« C’est un jour sombre, déplore Nelke Mander, Directrice générale de MSF. Non seulement l’Europe a renoncé à fournir des moyens de recherche et de secours, mais elle a aussi sciemment saboté les tentatives d’autres acteurs de sauver des vies. La fin de nos opérations à bord de l’Aquarius signifie davantage de morts en mer, des morts évitables et sans témoin. »
Les attaques menées ces 18 derniers mois par certains États européens à l’encontre des opérations humanitaires de recherche et de sauvetage sont comparables aux méthodes utilisées par des États parmi les plus autoritaires. En dépit de notre collaboration continue avec les autorités, le pavillon de l’Aquarius a été retiré deux fois cette année, et nous faisons maintenant face à des allégations grotesques de trafic de déchets et d’activité criminelle. Les personnes en détresse sont abandonnées en mer pendant des semaines, privées d’accès à des ports sûrs et de l'assistance d’autres navires.
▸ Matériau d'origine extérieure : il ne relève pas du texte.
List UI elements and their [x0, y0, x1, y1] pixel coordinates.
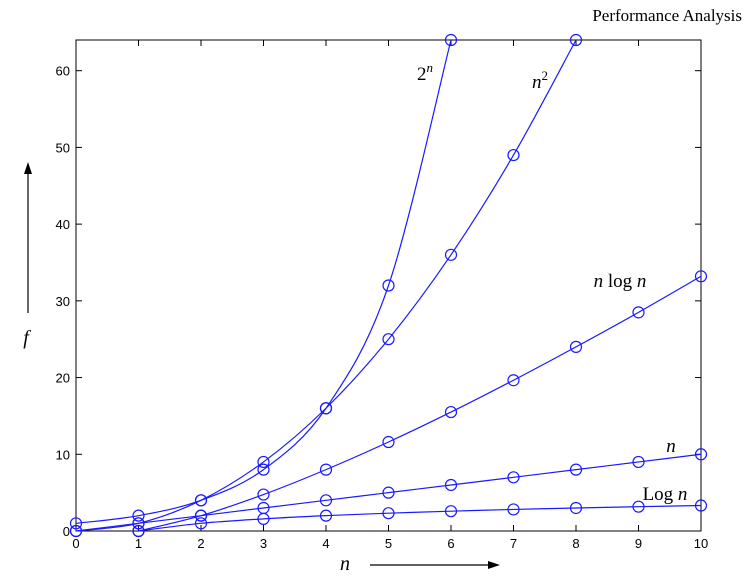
series-label: 2n [417, 60, 433, 85]
data-point [444, 405, 458, 419]
data-point [569, 340, 583, 353]
data-point [319, 509, 333, 522]
y-axis-arrowhead [24, 162, 32, 174]
data-point [132, 509, 145, 522]
x-tick-label: 2 [197, 536, 204, 551]
data-point [382, 507, 395, 520]
data-point [444, 33, 458, 47]
data-point [507, 148, 520, 162]
data-point [569, 501, 583, 515]
data-point [194, 494, 208, 507]
series-label: n log n [594, 271, 647, 292]
series-line [75, 39, 577, 532]
data-point [257, 463, 270, 476]
series-1 [69, 33, 583, 538]
x-tick-label: 3 [260, 536, 267, 551]
data-point [132, 524, 145, 538]
y-tick-label: 30 [56, 294, 70, 309]
chart-title: Performance Analysis [592, 6, 742, 25]
data-point [507, 471, 520, 484]
data-point [132, 517, 145, 530]
series-line [75, 39, 452, 524]
data-point [569, 463, 583, 476]
data-point [444, 478, 458, 492]
series-label: n2 [532, 68, 548, 93]
series-line [138, 275, 702, 532]
y-tick-label: 0 [63, 524, 70, 539]
data-point [194, 517, 208, 530]
data-point [382, 435, 395, 449]
data-point [194, 509, 208, 522]
data-point [257, 512, 270, 525]
series-label: Log n [643, 484, 688, 505]
data-point [632, 306, 645, 319]
x-tick-label: 8 [572, 536, 579, 551]
series-3 [69, 448, 708, 538]
x-tick-label: 1 [135, 536, 142, 551]
x-tick-label: 0 [72, 536, 79, 551]
data-point [444, 248, 458, 261]
data-point [257, 455, 270, 469]
data-point [257, 488, 270, 501]
y-tick-label: 20 [56, 371, 70, 386]
data-point [694, 448, 708, 461]
data-point [382, 486, 395, 499]
data-point [69, 517, 83, 530]
series-0 [69, 33, 458, 530]
series-labels: 2n n2 n log n n Log n [417, 60, 687, 505]
x-tick-label: 6 [447, 536, 454, 551]
series-4 [132, 499, 708, 538]
y-axis-label: f [23, 327, 31, 349]
series-group [69, 33, 708, 538]
data-point [632, 500, 645, 513]
y-tick-label: 40 [56, 217, 70, 232]
x-tick-label: 9 [635, 536, 642, 551]
data-point [694, 499, 708, 512]
data-point [569, 33, 583, 47]
axis-ticks: 0 1 2 3 4 5 6 7 8 9 10 0 10 20 30 40 50 60 [56, 40, 708, 551]
data-point [507, 374, 520, 387]
y-tick-label: 60 [56, 64, 70, 79]
data-point [319, 463, 333, 476]
series-2 [132, 270, 708, 538]
x-tick-label: 7 [510, 536, 517, 551]
x-axis-label: n [340, 553, 350, 575]
series-line [75, 453, 702, 532]
x-tick-label: 10 [694, 536, 708, 551]
x-tick-label: 5 [385, 536, 392, 551]
data-point [632, 455, 645, 469]
data-point [444, 505, 458, 518]
series-line [138, 504, 702, 532]
y-tick-label: 10 [56, 447, 70, 462]
data-point [694, 270, 708, 283]
data-point [382, 333, 395, 346]
data-point [382, 279, 395, 292]
y-tick-label: 50 [56, 140, 70, 155]
data-point [507, 503, 520, 516]
data-point [319, 402, 333, 415]
data-point [319, 494, 333, 507]
x-axis-arrowhead [488, 561, 500, 569]
series-label: n [666, 436, 676, 457]
data-point [69, 524, 83, 538]
x-tick-label: 4 [322, 536, 329, 551]
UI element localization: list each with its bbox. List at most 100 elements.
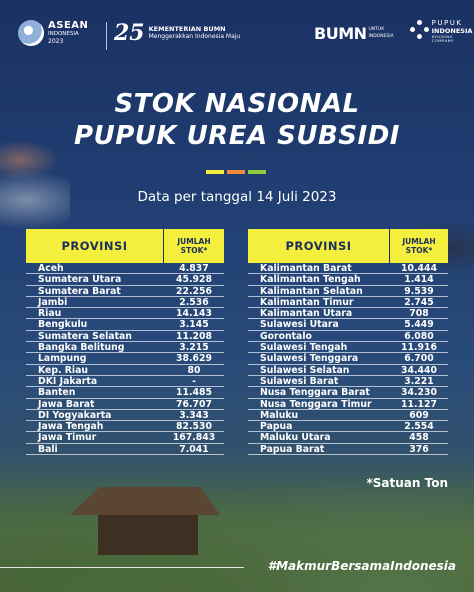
stock-value: 3.221 [404, 375, 434, 387]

L’arrêt forcé des opérations menées par l’Aquarius arrive à un moment critique. On estime que 2 133 personnes sont décédées en Méditerranée en 2018, et les départs depuis la Libye représentent la grande majorité des cas. Les gouvernements européens ont contribué à ces événements tragiques en soutenant les garde-côtes libyens pour intercepter les personnes en mer - plus de 14 000 cette année - et les ramener de force en Libye, ce qui constitue une violation du droit international. En 2015, l’Europe s’est engagée auprès du Conseil de sécurité des Nations unies à ce qu’aucune personne sauvée en mer ne soit obligée de retourner en Libye.
« Aujourd’hui, l’Europe soutient directement les retours forcés et revendique des « résultats » sur la question migratoire, indique Karline Kleijer, responsable des urgences chez MSF. Soyons clair sur ce que sous-entendent ces résultats : un manque d’assistance en mer qui permettrait de sauver des vies ; des enfants, des femmes et des hommes renvoyés à une détention arbitraire sans aucune chance d’en réchapper ; et la création d’un environnement qui décourage tous les bateaux de répondre à leurs obligations de porter secours aux personnes en détresse. »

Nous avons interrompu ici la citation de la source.